There are things to work out there though and last night she talked about someday when they go to live in her home country, and my heart didn't exactly break, but something caught there that I can't really explain.  Just because it's exactly what I want for him doesn't mean it's not hard. 

 

2025 is the year I turn fifty, and that seems transformative too.

 

Generally, I'm very excited and happy to be turning fifty. I am very healthy, both physically and spiritually. I have a calmness and peace that I have been seeking forever. My days are busy and full, and I'm grateful and glad for all the wonderful people I have in my life. I'm also so thankful for a calm and loving marriage, a quiet home, and my routines. My life does not look the way I thought it would look at fifty, but it's exactly what it's supposed to look like right now. There is so much comfort in that. There is so, so much joy in that.

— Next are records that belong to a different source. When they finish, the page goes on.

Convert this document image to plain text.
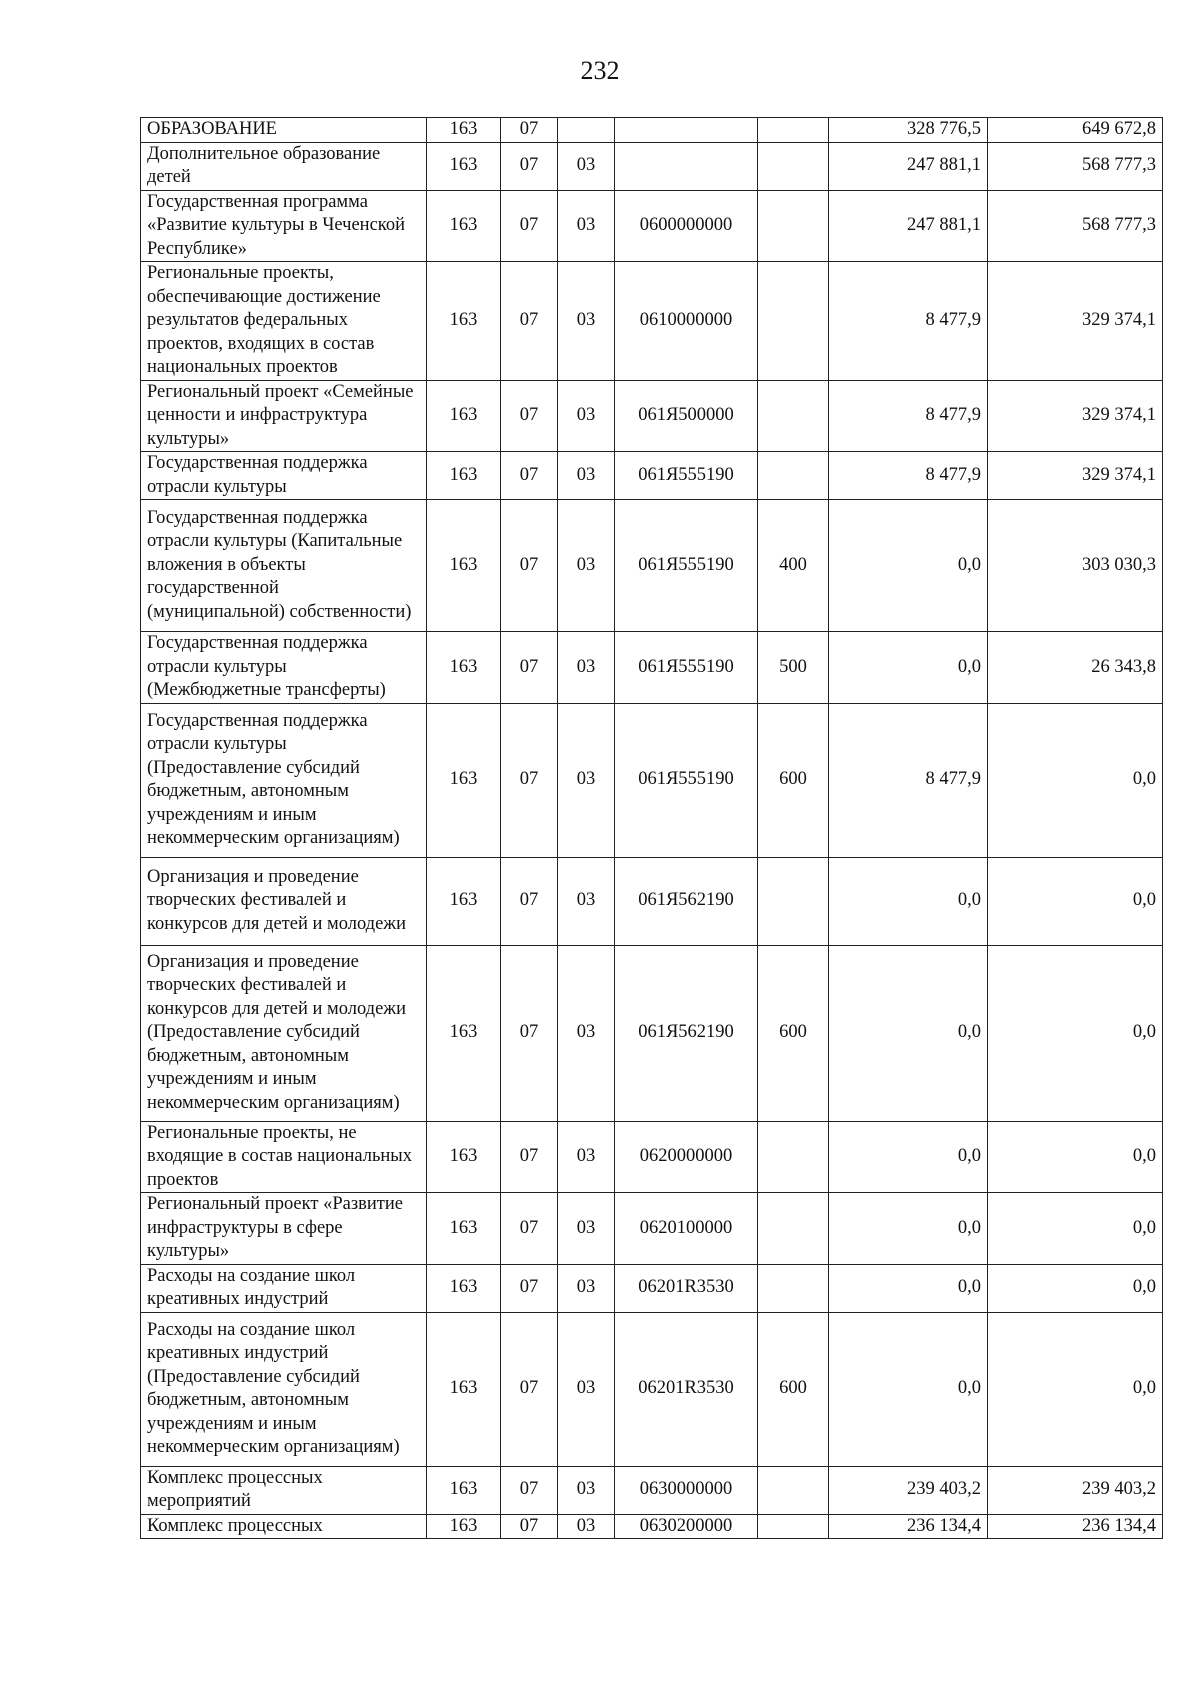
232
ОБРАЗОВАНИЕ	163	07				328 776,5	649 672,8
Дополнительное образование детей	163	07	03			247 881,1	568 777,3
Государственная программа «Развитие культуры в Чеченской Республике»	163	07	03	0600000000		247 881,1	568 777,3
Региональные проекты, обеспечивающие достижение результатов федеральных проектов, входящих в состав национальных проектов	163	07	03	0610000000		8 477,9	329 374,1
Региональный проект «Семейные ценности и инфраструктура культуры»	163	07	03	061Я500000		8 477,9	329 374,1
Государственная поддержка отрасли культуры	163	07	03	061Я555190		8 477,9	329 374,1
Государственная поддержка отрасли культуры (Капитальные вложения в объекты государственной (муниципальной) собственности)	163	07	03	061Я555190	400	0,0	303 030,3
Государственная поддержка отрасли культуры (Межбюджетные трансферты)	163	07	03	061Я555190	500	0,0	26 343,8
Государственная поддержка отрасли культуры (Предоставление субсидий бюджетным, автономным учреждениям и иным некоммерческим организациям)	163	07	03	061Я555190	600	8 477,9	0,0
Организация и проведение творческих фестивалей и конкурсов для детей и молодежи	163	07	03	061Я562190		0,0	0,0
Организация и проведение творческих фестивалей и конкурсов для детей и молодежи (Предоставление субсидий бюджетным, автономным учреждениям и иным некоммерческим организациям)	163	07	03	061Я562190	600	0,0	0,0
Региональные проекты, не входящие в состав национальных проектов	163	07	03	0620000000		0,0	0,0
Региональный проект «Развитие инфраструктуры в сфере культуры»	163	07	03	0620100000		0,0	0,0
Расходы на создание школ креативных индустрий	163	07	03	06201R3530		0,0	0,0
Расходы на создание школ креативных индустрий (Предоставление субсидий бюджетным, автономным учреждениям и иным некоммерческим организациям)	163	07	03	06201R3530	600	0,0	0,0
Комплекс процессных мероприятий	163	07	03	0630000000		239 403,2	239 403,2
Комплекс процессных	163	07	03	0630200000		236 134,4	236 134,4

Still, there are moments when fifty seems, well, old. Much older than I feel in my heart. I said quite wistfully to Jason, "It's like half my life is over" and he helpfully pointed that out that the average life expectancy of a woman in the United States is only 78.4 years old, so much more than half of my life is already over. He did concede that I will probably live to a hundred, and I assured him I have no doubt I will. Maybe even older.

Time marches on though, and so do I.

 

 You'll forgive me though, for sometimes seeing the college professor as that little boy wearing a jellybean helmet learning to ride a bike. For remembering that black lipstick that my daughter tried out in high school. For seeing my husbands smile for the first time ever in his uncle, and his cousin's son, and finally feeling like I got that extended family I always wanted. For still shedding tears when I think about Ginger, our Big Orange Dog from Knoxville. Our tiny little brown house that wasn't quite big enough to hold all the love that was there. I have forgotten more than I'll ever remember, but what I do remember is so, so precious.

 

I'm just out here living in these moments.